Veja a lista com os locais onde estão as construções

O coreto de Sepetiba é o primeiro do Rio. A construção foi inaugurada em 1903 na Praça XV
Foto: Agência O Globo / Adriana Lorete
O coreto de Sepetiba é o primeiro do Rio. A construção foi inaugurada em 1903 na Praça XV Foto: Agência O Globo / Adriana Lorete

RIO - Num coretinho amarelo localizado em Sepetiba, Odorico Paraguaçu fez seu hilário discurso de campanha para o povo de Sucupira:

— Se eleito, meu primeiro ato como prefeito vai ser o de cumprir o funéreo dever de mandar fazer o “construimento” do cemitério municipal. Como dizia Rui Barbosa, o grande baiano, o governante é aquele que governa com um pé fincado na terra e o olho fincado no futuro. Ou vice-versa.

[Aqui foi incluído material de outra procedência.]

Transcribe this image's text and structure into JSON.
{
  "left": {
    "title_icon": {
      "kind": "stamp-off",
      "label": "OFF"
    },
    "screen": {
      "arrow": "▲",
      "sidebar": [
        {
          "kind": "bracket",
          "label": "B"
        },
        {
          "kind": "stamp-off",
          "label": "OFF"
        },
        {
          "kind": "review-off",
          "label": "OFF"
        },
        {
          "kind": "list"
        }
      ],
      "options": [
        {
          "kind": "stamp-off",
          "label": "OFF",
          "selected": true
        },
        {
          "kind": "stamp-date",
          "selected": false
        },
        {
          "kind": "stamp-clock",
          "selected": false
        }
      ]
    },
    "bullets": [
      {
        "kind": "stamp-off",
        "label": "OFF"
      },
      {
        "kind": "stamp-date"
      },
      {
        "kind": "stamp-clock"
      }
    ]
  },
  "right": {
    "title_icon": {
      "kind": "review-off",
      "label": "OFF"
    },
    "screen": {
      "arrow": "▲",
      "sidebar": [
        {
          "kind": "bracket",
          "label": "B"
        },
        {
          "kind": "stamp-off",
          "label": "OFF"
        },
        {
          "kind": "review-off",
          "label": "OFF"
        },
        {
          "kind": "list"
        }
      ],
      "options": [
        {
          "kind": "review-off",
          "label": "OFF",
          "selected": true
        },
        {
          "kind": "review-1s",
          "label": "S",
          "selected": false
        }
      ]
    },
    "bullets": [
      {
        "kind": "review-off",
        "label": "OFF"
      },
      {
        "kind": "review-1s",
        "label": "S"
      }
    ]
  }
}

Parece que o tempo não passou para o coreto centenário, no centro da Praça Washington Luís, que serviu de locação para “O bem-amado”, novela de Dias Gomes exibida pela Rede Globo em 1973. É só ver os políticos em campanha na região, que não resistem a subir ao palco para, assim como Odorico, fazer suas promessas. O lugar também é ponto de brincadeira para as crianças e de eventos da vizinhança. A construção, de metal, é o primeiro coreto instalado na cidade do Rio: ele foi inaugurado na Praça Quinze, em 21 de junho de 1903, na época reformada pelo prefeito Pereira Passos. O concerto ficou por conta da Banda de Música da Marinha do Brasil. Transferido em 1949 para Sepetiba, ele faz parte de uma lista de 21 coretos que resistiram ao tempo no município. Alguns estão cheios de vida e bem conservados, como o da fictícia Sucupira. Outros, esquecidos e em estado de abandono, como o do Campo de São Cristóvão, o maior do Rio, erguido em 1906 e que teve a sua balaustrada roubada.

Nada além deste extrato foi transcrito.